Violences conjugales : quel rôle pour les professionnels de santé ?

La HAS recommande au médecin d’aborder systématiquement la question des violences avec chaque patiente @pixabay

En France, une femme meurt tous les deux jours sous les coups de son conjoint ou ex conjoint et 219 000 femmes subissent chaque année des violences au sein de leur couple.

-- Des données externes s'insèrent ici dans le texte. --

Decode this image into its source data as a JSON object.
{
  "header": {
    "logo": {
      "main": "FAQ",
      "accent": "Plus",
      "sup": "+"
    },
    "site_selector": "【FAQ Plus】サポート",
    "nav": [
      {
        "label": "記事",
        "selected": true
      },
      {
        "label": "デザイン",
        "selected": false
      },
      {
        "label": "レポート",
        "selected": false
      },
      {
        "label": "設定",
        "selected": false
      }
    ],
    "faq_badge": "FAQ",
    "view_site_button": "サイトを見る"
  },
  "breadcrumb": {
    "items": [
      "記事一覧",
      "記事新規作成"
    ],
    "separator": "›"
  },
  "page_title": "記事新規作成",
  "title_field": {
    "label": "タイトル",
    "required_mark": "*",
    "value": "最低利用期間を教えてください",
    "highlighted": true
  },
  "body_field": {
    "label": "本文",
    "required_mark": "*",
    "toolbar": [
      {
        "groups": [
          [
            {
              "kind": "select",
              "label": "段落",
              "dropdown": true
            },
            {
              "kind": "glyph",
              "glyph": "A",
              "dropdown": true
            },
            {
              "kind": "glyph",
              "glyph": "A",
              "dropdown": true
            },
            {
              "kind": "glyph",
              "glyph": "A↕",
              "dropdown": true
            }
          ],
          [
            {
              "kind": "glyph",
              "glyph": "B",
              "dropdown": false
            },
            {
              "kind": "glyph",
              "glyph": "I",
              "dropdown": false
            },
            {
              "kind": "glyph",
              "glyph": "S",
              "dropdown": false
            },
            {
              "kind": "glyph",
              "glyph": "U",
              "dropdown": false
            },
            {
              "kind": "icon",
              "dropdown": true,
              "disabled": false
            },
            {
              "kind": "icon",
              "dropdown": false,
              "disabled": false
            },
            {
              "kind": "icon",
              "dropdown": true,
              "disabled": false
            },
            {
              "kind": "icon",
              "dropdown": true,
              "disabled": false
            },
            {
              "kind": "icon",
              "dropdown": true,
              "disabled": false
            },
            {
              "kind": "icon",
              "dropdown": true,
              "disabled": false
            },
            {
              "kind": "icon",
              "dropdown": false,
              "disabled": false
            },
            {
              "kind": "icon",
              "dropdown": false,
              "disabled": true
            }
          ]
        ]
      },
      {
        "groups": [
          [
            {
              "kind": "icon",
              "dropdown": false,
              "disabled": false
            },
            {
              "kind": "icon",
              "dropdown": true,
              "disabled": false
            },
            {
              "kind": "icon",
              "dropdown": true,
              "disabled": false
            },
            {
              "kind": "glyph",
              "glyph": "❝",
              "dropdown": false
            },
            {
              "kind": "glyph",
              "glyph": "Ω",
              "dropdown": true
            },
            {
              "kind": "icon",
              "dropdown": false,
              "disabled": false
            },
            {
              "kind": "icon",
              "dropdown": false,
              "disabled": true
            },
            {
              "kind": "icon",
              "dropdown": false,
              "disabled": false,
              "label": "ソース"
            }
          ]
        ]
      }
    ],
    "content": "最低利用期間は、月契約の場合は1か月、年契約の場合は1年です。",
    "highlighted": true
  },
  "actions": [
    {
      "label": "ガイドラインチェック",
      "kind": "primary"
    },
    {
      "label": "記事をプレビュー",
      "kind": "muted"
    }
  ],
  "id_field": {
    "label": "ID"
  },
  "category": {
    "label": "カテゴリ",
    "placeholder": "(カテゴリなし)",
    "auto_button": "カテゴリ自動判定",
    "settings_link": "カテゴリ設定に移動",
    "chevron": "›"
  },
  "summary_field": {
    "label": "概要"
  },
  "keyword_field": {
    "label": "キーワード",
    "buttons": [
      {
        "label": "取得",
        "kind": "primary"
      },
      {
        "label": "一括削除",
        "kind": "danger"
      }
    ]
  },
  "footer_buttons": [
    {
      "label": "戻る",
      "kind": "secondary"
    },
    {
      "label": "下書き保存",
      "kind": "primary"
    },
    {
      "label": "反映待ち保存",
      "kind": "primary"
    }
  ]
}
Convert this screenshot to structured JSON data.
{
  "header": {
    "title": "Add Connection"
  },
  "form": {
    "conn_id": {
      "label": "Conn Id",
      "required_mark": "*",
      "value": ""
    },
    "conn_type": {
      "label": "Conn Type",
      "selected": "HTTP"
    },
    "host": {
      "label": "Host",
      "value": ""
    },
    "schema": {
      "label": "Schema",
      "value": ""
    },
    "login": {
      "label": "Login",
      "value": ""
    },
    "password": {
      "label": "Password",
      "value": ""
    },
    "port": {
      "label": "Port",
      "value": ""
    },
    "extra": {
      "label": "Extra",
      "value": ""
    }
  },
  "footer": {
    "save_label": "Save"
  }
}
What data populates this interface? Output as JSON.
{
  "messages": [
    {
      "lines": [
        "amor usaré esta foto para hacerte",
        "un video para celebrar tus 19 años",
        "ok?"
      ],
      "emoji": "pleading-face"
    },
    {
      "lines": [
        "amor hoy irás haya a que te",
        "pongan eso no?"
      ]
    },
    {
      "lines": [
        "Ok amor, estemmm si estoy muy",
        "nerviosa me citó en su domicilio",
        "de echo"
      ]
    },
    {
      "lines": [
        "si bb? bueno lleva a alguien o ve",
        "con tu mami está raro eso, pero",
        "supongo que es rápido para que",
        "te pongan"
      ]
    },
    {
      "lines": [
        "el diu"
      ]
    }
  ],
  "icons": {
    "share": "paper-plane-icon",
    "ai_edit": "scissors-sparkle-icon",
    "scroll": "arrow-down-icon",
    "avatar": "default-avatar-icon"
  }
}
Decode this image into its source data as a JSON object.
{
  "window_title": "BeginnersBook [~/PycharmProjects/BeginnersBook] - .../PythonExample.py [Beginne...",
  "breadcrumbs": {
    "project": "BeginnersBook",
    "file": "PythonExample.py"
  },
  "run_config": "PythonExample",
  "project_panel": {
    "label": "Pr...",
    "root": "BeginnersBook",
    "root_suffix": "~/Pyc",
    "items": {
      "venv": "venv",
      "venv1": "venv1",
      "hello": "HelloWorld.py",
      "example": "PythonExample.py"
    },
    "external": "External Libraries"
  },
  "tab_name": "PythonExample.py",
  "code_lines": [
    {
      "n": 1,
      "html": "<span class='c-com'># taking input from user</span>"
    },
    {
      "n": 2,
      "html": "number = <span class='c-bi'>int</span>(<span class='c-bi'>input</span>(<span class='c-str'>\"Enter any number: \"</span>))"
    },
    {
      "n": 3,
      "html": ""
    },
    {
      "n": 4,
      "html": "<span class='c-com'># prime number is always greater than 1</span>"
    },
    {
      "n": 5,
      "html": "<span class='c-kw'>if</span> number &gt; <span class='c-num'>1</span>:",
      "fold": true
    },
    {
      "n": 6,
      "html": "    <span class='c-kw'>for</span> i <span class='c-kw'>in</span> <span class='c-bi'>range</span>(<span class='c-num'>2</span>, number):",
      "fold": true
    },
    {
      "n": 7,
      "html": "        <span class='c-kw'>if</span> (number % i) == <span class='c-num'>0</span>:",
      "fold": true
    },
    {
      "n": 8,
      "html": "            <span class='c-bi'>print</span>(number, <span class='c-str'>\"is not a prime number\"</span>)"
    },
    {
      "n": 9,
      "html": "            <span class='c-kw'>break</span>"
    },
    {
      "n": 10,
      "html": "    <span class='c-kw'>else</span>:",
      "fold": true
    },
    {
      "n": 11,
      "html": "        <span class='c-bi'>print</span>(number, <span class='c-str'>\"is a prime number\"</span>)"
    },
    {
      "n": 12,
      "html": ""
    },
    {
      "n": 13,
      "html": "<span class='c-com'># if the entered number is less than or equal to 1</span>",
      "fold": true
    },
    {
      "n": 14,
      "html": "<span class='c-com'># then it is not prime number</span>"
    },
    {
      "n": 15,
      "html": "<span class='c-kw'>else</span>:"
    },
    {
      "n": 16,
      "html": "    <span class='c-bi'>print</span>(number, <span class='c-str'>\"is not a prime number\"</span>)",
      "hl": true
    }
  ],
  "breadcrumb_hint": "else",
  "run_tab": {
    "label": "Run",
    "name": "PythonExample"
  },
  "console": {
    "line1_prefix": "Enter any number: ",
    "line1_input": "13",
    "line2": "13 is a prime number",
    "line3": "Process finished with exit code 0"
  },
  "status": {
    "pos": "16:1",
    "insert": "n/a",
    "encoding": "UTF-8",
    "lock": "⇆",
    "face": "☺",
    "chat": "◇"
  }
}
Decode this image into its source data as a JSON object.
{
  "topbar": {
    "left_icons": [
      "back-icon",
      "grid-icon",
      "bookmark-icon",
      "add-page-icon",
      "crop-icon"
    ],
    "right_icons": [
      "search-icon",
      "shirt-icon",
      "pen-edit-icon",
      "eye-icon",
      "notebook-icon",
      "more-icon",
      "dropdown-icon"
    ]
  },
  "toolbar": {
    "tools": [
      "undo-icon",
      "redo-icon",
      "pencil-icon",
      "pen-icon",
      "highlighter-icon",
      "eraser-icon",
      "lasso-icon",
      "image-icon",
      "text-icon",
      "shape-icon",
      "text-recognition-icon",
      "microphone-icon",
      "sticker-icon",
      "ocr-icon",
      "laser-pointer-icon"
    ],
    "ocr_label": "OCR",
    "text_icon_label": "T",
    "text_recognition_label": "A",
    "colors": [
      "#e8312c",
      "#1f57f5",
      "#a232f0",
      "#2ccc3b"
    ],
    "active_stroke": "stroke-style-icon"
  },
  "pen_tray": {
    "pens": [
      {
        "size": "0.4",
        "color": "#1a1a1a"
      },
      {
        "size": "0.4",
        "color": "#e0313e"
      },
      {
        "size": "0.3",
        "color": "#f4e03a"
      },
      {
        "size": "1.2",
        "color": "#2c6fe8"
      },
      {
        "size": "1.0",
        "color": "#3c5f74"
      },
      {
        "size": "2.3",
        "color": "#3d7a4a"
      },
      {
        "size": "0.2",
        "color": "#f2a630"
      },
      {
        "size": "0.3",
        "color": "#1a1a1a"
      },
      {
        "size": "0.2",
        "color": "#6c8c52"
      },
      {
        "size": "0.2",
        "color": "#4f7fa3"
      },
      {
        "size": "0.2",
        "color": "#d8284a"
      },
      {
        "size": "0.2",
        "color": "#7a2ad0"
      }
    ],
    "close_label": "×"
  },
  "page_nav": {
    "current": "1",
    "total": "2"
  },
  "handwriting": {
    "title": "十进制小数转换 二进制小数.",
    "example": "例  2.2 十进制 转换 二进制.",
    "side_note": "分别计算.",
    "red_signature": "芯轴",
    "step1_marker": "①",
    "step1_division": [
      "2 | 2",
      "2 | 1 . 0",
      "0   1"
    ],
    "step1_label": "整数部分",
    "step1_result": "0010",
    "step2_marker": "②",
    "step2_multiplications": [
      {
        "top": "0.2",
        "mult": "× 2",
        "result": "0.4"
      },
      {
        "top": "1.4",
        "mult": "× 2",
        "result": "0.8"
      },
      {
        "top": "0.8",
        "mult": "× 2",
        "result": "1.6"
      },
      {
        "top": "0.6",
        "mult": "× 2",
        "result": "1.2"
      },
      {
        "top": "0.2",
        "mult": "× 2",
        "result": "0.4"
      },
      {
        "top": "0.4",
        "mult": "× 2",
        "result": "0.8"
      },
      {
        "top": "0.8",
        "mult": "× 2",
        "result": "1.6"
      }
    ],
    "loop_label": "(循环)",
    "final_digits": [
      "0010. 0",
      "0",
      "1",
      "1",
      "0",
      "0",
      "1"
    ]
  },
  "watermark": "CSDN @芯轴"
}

Pour aider les professionnels de santé à repérer au plus tôt ces situations, la Haute autorité de santé (HAS) recommande d’aborder systématiquement la question en consultation. 

La Haute autorité de santé rappelle tout d'abord que les violences "revêtent différentes formes - physique, psychologique, financière… - et ont des conséquences graves non seulement sur la santé des femmes mais aussi sur celle de leurs enfants : traumatismes physiques, développement de comportements à risque, impacts sur la santé mentale… voire décès de la victime". Raison pour laquelle, en plus du site dédié à ces questions, le ministère des Solidarités et de la Santé a saisi la Haute autorité de santé (HAS) pour élaborer des recommandations sur le repérage des femmes victimes de violences au sein du couple. "Ces recommandations, les premières publiées en France sur le sujet, sont destinées à sensibiliser les professionnels de santé et à leur proposer des outils indispensables à leur mobilisation".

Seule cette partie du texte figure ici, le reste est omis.